Hong Kong has launched a consultation on the Crypto-Asset Reporting Framework (CARF), signaling the city’s intent to integrate crypto-asset reporting into its tax compliance regime. The consultation follows a December 13, 2024 commitment to the Global Forum and sets a timeline for legislative amendments by 2026 and the start of automatic information exchange in 2028, underscoring alignment with OECD standards to strengthen transparency and deter tax evasion in digital-asset markets.
CARF scope, tax treatment and compliance implications
The Crypto-Asset Reporting Framework (CARF) is an OECD-designed standard mandating automatic cross-border exchange of tax-relevant crypto-asset information. It targets a broad range of instruments including major cryptocurrencies, fiat-referenced stablecoins, crypto-asset derivatives and certain non-fungible tokens with payment or investment characteristics, with Hong Kong’s consultation seeking feedback on Inland Revenue Ordinance amendments and CRS updates to subject digital-asset flows to the same reporting discipline as traditional finance.
Under Hong Kong’s existing fiscal regime, trading income from cryptocurrency and token operations is treated as taxable profits at a corporate rate of 16.5%, while capital gains remain untaxed. The city retains substantial criminal and civil penalties for tax evasion, including imprisonment of up to three years, fines of HK$50,000 per offence and potential additional levies up to three times the evaded tax. Concurrent regulatory work includes a licensing regime for fiat-referenced stablecoin issuers due to take effect on August 1, 2025, requiring a minimum paid-up share capital of HK$25 million, operating alongside the CARF-driven reporting changes.
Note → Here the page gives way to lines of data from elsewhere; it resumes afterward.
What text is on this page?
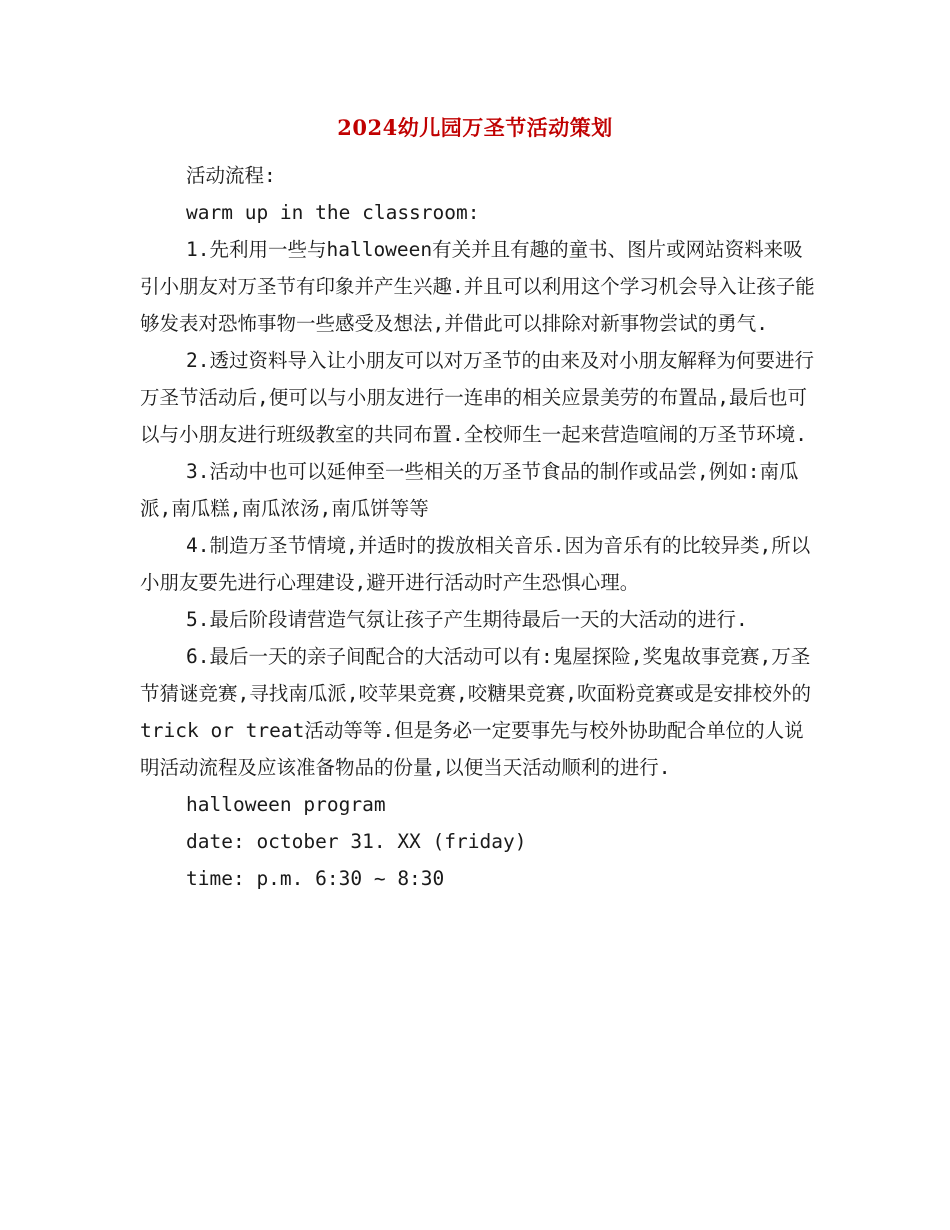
2024幼儿园万圣节活动策划

活动流程:

warm up in the classroom:

1.先利用一些与halloween有关并且有趣的童书、图片或网站资料来吸引小朋友对万圣节有印象并产生兴趣.并且可以利用这个学习机会导入让孩子能够发表对恐怖事物一些感受及想法,并借此可以排除对新事物尝试的勇气.

2.透过资料导入让小朋友可以对万圣节的由来及对小朋友解释为何要进行万圣节活动后,便可以与小朋友进行一连串的相关应景美劳的布置品,最后也可以与小朋友进行班级教室的共同布置.全校师生一起来营造喧闹的万圣节环境.

3.活动中也可以延伸至一些相关的万圣节食品的制作或品尝,例如:南瓜派,南瓜糕,南瓜浓汤,南瓜饼等等

4.制造万圣节情境,并适时的拨放相关音乐.因为音乐有的比较异类,所以小朋友要先进行心理建设,避开进行活动时产生恐惧心理。

5.最后阶段请营造气氛让孩子产生期待最后一天的大活动的进行.

6.最后一天的亲子间配合的大活动可以有:鬼屋探险,奖鬼故事竞赛,万圣节猜谜竞赛,寻找南瓜派,咬苹果竞赛,咬糖果竞赛,吹面粉竞赛或是安排校外的trick or treat活动等等.但是务必一定要事先与校外协助配合单位的人说明活动流程及应该准备物品的份量,以便当天活动顺利的进行.

halloween program

date: october 31. XX (friday)

time: p.m. 6:30 ~ 8:30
The consultation documents acknowledge practical challenges in translating CARF into enforceable domestic rules, noting that DeFi platforms and DAOs complicate the identification of reporting entities because they may lack a single legal personality or centralised operator. Implementing CARF will require legislative and supervisory clarifications on which entities bear reporting duties and how intermediaries, custodians and VASPs must collect and retain counterparty and transaction-level data.
Record-keeping, beneficial owner identification and alignment with AML obligations will be focal points for compliance teams. For VASPs, custodians and token issuers, the expected effect is an expansion of operational compliance burdens encompassing enhanced KYC, systematic transaction reporting and process audits to ensure data accuracy for automatic exchange.
For institutional investors, the transparency CARF seeks to create may reduce jurisdictional risk and encourage participation by parties that require robust reporting frameworks. At the same time, the industry must address increased operational costs and potential frictions arising from data collection across decentralized architectures.
Hong Kong’s CARF consultation frames a pathway from public feedback to statutory change. Legislative amendments are targeted for completion by 2026, with automatic exchange of crypto-asset information planned for 2028, defining a clear runway for integrating digital assets into global tax transparency regimes.